# Meson decay

1. Sep 29, 2012

### xiMy

1. The problem statement, all variables and given/known data
a) η decays into two photons, but not three. Through which interaction does the decay occur. What is C(η)?

b) ρ0 decays into $\pi^{+}\pi^{-}$ but $\eta^0$ does not. Why is that?

c) $\omega$ decays through electromagnetic interaction into $\pi^0$$\gamma$. C($\omega$)?

d) $b_1(1235)$ decays almost solely into $\omega\pi$ Reason what the isospin, parity ,C, and spin from b might be.

2. Relevant equations
conservation laws
$P=(-1)^{L+1}$
$S=(-1)^{L+S}$
spin either 0 or 1 for mesons - is that correct ? I know that there are technically only to constituents but the flavour wave functions have weird structures.
3. The attempt at a solution

Would someone be so kind and help me through this? I still struggle to get my head into this.

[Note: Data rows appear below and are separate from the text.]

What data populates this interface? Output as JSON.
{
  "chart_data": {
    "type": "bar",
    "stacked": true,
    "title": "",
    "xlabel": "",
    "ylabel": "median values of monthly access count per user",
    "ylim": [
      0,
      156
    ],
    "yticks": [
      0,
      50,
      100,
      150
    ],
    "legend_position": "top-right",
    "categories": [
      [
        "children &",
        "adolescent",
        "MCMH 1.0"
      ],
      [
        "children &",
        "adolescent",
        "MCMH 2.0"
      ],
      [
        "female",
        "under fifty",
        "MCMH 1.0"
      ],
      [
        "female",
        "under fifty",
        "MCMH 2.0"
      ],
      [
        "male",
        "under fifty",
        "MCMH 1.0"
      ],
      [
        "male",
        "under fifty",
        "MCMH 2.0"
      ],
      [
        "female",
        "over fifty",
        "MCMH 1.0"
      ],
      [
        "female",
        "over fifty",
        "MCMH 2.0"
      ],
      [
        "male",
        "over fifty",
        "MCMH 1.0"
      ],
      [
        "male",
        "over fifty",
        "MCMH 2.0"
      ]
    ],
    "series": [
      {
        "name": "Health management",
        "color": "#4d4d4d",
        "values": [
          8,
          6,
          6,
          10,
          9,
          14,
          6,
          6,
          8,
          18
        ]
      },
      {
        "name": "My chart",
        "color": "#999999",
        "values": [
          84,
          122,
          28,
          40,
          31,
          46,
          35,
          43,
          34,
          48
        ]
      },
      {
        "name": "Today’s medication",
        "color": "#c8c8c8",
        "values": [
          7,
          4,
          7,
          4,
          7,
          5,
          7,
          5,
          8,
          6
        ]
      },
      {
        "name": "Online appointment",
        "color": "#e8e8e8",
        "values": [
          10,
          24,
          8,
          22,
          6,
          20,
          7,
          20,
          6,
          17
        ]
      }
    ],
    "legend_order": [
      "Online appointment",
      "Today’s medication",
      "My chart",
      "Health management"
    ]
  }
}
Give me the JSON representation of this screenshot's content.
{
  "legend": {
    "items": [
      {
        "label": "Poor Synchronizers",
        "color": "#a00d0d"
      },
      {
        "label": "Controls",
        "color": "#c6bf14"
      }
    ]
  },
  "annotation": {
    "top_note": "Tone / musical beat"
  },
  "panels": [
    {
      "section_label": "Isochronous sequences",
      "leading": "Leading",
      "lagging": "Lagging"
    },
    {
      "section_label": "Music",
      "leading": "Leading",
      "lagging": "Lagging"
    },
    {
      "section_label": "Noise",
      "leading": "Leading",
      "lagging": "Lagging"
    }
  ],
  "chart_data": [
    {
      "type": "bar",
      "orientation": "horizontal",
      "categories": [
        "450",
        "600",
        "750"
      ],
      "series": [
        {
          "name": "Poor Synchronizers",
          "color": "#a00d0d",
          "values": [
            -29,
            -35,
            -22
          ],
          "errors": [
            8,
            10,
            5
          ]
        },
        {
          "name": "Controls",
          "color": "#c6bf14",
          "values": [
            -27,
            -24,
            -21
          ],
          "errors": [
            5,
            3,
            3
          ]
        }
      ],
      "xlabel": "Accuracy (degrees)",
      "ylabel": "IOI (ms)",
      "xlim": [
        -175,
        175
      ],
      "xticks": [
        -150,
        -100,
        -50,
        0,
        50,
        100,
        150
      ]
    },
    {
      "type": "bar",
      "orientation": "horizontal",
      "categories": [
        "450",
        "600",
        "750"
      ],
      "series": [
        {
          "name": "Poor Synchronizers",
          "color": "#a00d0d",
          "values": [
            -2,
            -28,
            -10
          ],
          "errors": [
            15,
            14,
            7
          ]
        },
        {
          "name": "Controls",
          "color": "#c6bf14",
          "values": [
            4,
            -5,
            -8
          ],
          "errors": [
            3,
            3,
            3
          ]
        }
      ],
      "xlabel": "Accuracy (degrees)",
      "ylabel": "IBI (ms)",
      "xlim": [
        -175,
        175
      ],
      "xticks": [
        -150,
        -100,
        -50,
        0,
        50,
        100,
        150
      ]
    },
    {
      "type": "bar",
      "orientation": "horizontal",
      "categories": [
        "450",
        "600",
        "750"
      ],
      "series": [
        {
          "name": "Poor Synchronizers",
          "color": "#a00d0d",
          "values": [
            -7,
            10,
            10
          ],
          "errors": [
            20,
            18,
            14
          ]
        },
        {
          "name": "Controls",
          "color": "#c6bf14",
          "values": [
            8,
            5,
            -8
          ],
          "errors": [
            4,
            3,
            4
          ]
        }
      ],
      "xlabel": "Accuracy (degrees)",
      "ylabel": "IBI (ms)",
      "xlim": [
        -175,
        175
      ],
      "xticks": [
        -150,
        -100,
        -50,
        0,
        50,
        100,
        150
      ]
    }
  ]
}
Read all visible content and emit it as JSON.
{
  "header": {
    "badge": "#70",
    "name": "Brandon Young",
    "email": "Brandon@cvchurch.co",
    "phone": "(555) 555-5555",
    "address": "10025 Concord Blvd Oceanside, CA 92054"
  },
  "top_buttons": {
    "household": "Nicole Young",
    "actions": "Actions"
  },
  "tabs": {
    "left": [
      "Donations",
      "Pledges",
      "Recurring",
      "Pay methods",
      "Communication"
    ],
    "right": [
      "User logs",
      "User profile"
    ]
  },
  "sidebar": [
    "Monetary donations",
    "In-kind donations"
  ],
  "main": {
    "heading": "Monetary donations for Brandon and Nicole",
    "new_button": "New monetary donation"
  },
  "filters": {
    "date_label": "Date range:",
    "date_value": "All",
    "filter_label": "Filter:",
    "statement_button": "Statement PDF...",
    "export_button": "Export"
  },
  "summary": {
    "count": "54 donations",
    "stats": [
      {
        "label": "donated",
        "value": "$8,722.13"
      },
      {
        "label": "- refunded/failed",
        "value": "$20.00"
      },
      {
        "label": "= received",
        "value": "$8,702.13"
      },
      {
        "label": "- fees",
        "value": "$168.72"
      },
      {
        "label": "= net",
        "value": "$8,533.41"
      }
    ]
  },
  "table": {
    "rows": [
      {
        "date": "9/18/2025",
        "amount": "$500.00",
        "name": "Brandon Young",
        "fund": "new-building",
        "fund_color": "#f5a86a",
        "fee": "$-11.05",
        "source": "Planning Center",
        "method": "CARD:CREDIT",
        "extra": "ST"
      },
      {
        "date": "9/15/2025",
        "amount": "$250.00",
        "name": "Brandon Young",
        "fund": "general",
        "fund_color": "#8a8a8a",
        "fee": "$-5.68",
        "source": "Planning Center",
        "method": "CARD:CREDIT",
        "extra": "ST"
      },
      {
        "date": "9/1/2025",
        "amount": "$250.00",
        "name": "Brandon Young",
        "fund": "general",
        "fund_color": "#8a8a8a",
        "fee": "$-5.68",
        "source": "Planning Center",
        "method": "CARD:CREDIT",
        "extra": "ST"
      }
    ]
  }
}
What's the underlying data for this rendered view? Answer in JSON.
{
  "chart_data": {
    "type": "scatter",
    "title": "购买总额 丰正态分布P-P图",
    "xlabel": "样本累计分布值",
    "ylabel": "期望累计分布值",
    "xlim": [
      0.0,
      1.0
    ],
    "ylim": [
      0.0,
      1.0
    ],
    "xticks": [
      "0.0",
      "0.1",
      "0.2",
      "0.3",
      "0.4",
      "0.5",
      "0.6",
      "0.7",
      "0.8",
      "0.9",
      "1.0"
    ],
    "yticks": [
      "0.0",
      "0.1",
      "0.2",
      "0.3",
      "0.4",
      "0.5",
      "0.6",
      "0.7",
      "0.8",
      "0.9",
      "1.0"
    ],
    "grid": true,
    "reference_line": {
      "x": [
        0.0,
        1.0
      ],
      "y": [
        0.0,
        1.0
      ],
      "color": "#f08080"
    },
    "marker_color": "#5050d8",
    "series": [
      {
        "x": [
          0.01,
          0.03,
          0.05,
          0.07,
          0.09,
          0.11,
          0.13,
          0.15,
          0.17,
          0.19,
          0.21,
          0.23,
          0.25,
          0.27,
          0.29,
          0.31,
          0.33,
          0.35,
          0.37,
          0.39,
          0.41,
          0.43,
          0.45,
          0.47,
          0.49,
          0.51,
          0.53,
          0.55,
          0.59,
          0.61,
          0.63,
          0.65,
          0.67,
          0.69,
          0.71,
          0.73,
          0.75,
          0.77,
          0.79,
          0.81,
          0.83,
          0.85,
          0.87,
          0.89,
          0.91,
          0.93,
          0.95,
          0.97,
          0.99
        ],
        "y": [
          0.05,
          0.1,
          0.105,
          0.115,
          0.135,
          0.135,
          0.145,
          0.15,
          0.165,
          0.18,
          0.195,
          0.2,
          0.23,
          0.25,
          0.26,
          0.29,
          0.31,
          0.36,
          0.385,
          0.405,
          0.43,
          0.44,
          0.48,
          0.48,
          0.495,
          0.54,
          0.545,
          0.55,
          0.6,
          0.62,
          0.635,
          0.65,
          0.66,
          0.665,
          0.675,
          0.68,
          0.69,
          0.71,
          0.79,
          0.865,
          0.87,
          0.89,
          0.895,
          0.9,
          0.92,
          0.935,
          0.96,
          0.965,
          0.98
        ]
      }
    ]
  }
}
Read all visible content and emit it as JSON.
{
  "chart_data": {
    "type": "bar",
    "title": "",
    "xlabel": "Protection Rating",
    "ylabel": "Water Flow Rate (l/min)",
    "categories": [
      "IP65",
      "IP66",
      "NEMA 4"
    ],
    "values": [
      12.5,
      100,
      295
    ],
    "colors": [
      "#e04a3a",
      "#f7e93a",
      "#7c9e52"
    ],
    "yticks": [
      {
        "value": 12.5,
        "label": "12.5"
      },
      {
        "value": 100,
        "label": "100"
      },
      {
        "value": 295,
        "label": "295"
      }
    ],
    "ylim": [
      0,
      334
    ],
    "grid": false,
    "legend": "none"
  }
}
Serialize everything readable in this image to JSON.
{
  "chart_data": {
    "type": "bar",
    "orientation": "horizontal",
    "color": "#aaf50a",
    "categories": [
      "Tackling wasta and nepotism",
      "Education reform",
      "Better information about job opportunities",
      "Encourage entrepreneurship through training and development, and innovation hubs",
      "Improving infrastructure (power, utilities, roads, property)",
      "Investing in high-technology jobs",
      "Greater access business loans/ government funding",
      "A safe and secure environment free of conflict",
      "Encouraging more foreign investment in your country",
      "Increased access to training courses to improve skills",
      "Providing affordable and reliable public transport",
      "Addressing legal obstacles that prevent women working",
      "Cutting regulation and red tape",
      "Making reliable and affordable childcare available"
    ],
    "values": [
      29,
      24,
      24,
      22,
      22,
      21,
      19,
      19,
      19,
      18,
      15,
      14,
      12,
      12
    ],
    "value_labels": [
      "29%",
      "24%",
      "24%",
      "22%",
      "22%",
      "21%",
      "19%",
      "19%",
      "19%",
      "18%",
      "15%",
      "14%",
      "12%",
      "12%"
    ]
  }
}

a) is the only one I am able to solve:
the c parity has to be multiplied. the photon has a c parity of -1 and therefore C is 1 here.
electromagnetic.
b) I am not sure whether I am allowed to look up the $J^{PC}$ value. I guess so, otherwise it's not possibly to solve ?
The roh has 1++ and the eta has 0-+
Using the formulas above I get l=1 for eta and l=0 for rho.
The Parity is calculated via $(-1)^l\cdot P_1\cdot P_2$
from the data booklet I get 0- for the pion thus parity(pion=-1) (is there a way to prove the parity by the way?)
How do I get to L($\pi^{+}\pi^{-}$)?

c)
With c($\gamma$)=-1 and ($\pi^0$)=1 it should be c($\omega$)=-1*1=-1

d)
Omega has 1-- and Pion 0-+. The spin follows therefore 1 and 0.
c(b)=c(omega)*c(pi)= -1.
Again I have no idea how to calculate the angular momentum between the final products.